第253話 アビシニアと清宏

 オーリックとジルに連れられてリビングに向かった清宏は、ソファーに腰掛けて小さくなっている。

 清宏はリンクスが用意した紅茶をちびちびと飲みながら存在感を消す努力をしていたのだが、アビシニアは目の前に居座っているため全く成果が無い。

 そんな清宏の様子を見ていたジルは笑いを堪えるのに必死なようで、時折顔を逸らしては口元を押さえて震えている。

 アビシニアから幾度となく視線を感じていた清宏は、耐え切れずにため息をつき、居住まいを正して咳払いをした。


 「アビシニアさん、私に何か御用でしょうか?こうも先程から見られていては、正直落ち着かないのですが・・・」


 「これは失礼致しました・・・用と言う程の事ではないのですが、どの様なお方か気になりましたものですから。

 ですが、皆様とも親しいご様子ですし、話に聞いていた通りのお方なのでしょう・・・」


 「そうですか・・・」


 清宏が遠慮がちに答えると、アビシニアはカップをテーブルに置いて微笑んだ。


 「清宏様は今日はどの様なご用件で王都へ参られたのですか?お帰りになられてからまだ数日しか経っておりませんが、何か至急の案件でもあったのでしょうか?」


 「そ、それは私からは何とも・・・陛下にご確認いただいた方が宜しいかと」


 「貴方様からではなく陛下から直接と仰ると言う事は、あまり良い話ではない・・・と、言う事でございますか?」


 清宏はアビシニアの言葉に一瞬身体を強張らせたが、苦笑して受け流す・・・すると、リビングの扉が開いてラフタリアが現れ、震えている清宏を見てため息をついた。


 「トイレに行こうと思って降りて来たら話が聞こえて来てみたんだけど、何あんたらしくもなく縮こまってんのよ清宏・・・話してやんなさいよ、その人にも関係無い話じゃないんだからさ」


 「わたくしにでございますか?」


 「ほら、しゃんとしなさいよ!あんたが話した方が早いでしょ!!」


 アビシニアに聞き返されたラフタリアは清宏の背中を叩いた。


 「分かったよ・・・それじゃ、今から話す内容は陛下から達しがある迄誰にも言わないでくれよ?」


 清宏は渋々と了承すると、ゆっくりと皆を見渡した。

 全員が頷いたのを確認した清宏は、声を抑えてオライオンに話した内容を皆に伝える。


 「アガデールがそんな動きを・・・」


 「てか、ダンナ達はこの短期間で東櫻まで行ってたのかよ・・・そっちの方が驚きだわ」


 オーリックとジルが清宏を見て呟いていると、アビシニアは深刻な表情で俯いた。


 「それは、我が家に入り込んでいた密偵が原因でしょうか・・・」


 「それはどうでしょう・・・運悪くタイミングが重なってしまっただけかもしれませんし、その密偵を見つけて聞き出さない事には何とも言えません。
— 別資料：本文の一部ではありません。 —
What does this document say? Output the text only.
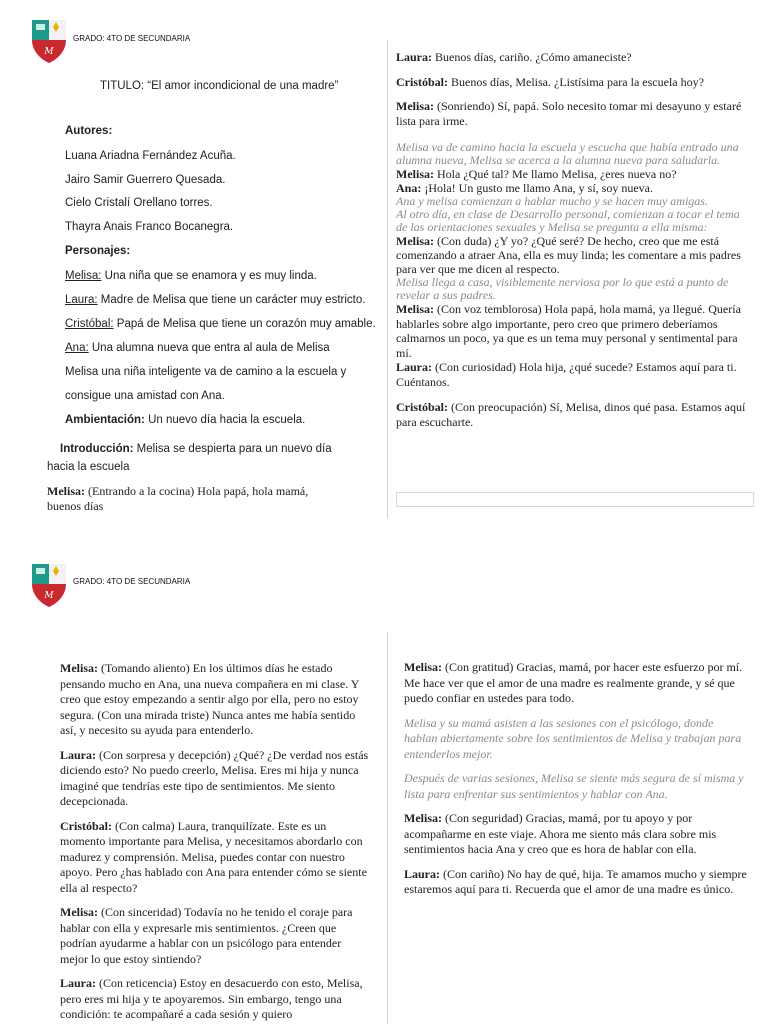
M
GRADO: 4TO DE SECUNDARIA
TITULO: “El amor incondicional de una madre”
Autores:
Luana Ariadna Fernández Acuña.
Jairo Samir Guerrero Quesada.
Cielo Cristalí Orellano torres.
Thayra Anais Franco Bocanegra.
Personajes:
Melisa: Una niña que se enamora y es muy linda.
Laura: Madre de Melisa que tiene un carácter muy estricto.
Cristóbal: Papá de Melisa que tiene un corazón muy amable.
Ana: Una alumna nueva que entra al aula de Melisa
Melisa una niña inteligente va de camino a la escuela y
consigue una amistad con Ana.
Ambientación: Un nuevo día hacia la escuela.
Introducción: Melisa se despierta para un nuevo día
hacia la escuela
Melisa: (Entrando a la cocina) Hola papá, hola mamá,
buenos días

Laura: Buenos días, cariño. ¿Cómo amaneciste?

Cristóbal: Buenos días, Melisa. ¿Listísima para la escuela hoy?

Melisa: (Sonriendo) Sí, papá. Solo necesito tomar mi desayuno y estaré lista para irme.

Melisa va de camino hacia la escuela y escucha que había entrado una alumna nueva, Melisa se acerca a la alumna nueva para saludarla.

Melisa: Hola ¿Qué tal? Me llamo Melisa, ¿eres nueva no?

Ana: ¡Hola! Un gusto me llamo Ana, y sí, soy nueva.

Ana y melisa comienzan a hablar mucho y se hacen muy amigas.

Al otro día, en clase de Desarrollo personal, comienzan a tocar el tema de las orientaciones sexuales y Melisa se pregunta a ella misma:

Melisa: (Con duda) ¿Y yo? ¿Qué seré? De hecho, creo que me está comenzando a atraer Ana, ella es muy linda; les comentare a mis padres para ver que me dicen al respecto.

Melisa llega a casa, visiblemente nerviosa por lo que está a punto de revelar a sus padres.

Melisa: (Con voz temblorosa) Hola papá, hola mamá, ya llegué. Quería hablarles sobre algo importante, pero creo que primero deberíamos calmarnos un poco, ya que es un tema muy personal y sentimental para mí.

Laura: (Con curiosidad) Hola hija, ¿qué sucede? Estamos aquí para ti. Cuéntanos.

Cristóbal: (Con preocupación) Sí, Melisa, dinos qué pasa. Estamos aquí para escucharte.

M
GRADO: 4TO DE SECUNDARIA

Melisa: (Tomando aliento) En los últimos días he estado pensando mucho en Ana, una nueva compañera en mi clase. Y creo que estoy empezando a sentir algo por ella, pero no estoy segura. (Con una mirada triste) Nunca antes me había sentido así, y necesito su ayuda para entenderlo.

Laura: (Con sorpresa y decepción) ¿Qué? ¿De verdad nos estás diciendo esto? No puedo creerlo, Melisa. Eres mi hija y nunca imaginé que tendrías este tipo de sentimientos. Me siento decepcionada.

Cristóbal: (Con calma) Laura, tranquilízate. Este es un momento importante para Melisa, y necesitamos abordarlo con madurez y comprensión. Melisa, puedes contar con nuestro apoyo. Pero ¿has hablado con Ana para entender cómo se siente ella al respecto?

Melisa: (Con sinceridad) Todavía no he tenido el coraje para hablar con ella y expresarle mis sentimientos. ¿Creen que podrían ayudarme a hablar con un psicólogo para entender mejor lo que estoy sintiendo?

Laura: (Con reticencia) Estoy en desacuerdo con esto, Melisa, pero eres mi hija y te apoyaremos. Sin embargo, tengo una condición: te acompañaré a cada sesión y quiero

Melisa: (Con gratitud) Gracias, mamá, por hacer este esfuerzo por mí. Me hace ver que el amor de una madre es realmente grande, y sé que puedo confiar en ustedes para todo.

Melisa y su mamá asisten a las sesiones con el psicólogo, donde hablan abiertamente sobre los sentimientos de Melisa y trabajan para entenderlos mejor.

Después de varias sesiones, Melisa se siente más segura de sí misma y lista para enfrentar sus sentimientos y hablar con Ana.

Melisa: (Con seguridad) Gracias, mamá, por tu apoyo y por acompañarme en este viaje. Ahora me siento más clara sobre mis sentimientos hacia Ana y creo que es hora de hablar con ella.

Laura: (Con cariño) No hay de qué, hija. Te amamos mucho y siempre estaremos aquí para ti. Recuerda que el amor de una madre es único.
 ただ、おかしな動きを見せているのは確かなようですし、陛下にはこの機会に東櫻との同盟を結んだらどうかと持ち掛けました」


 清宏がフォローをすると、アビシニアは目を伏せて頭を下げた。

 リビングに重い空気が流れ始めたのを察したラフタリアは、笑顔を浮かべて清宏の肩を叩く。


 「まあ、あんまり深刻に考えなくて良いわよ!だって、何かあったら清宏達が片を付けるって陛下に豪語してからね!!」


 「それは本当ですか?」


 ラフタリアの言葉を聞いたアビシニアが驚愕して尋ねると、清宏は自信満々で頷き笑った。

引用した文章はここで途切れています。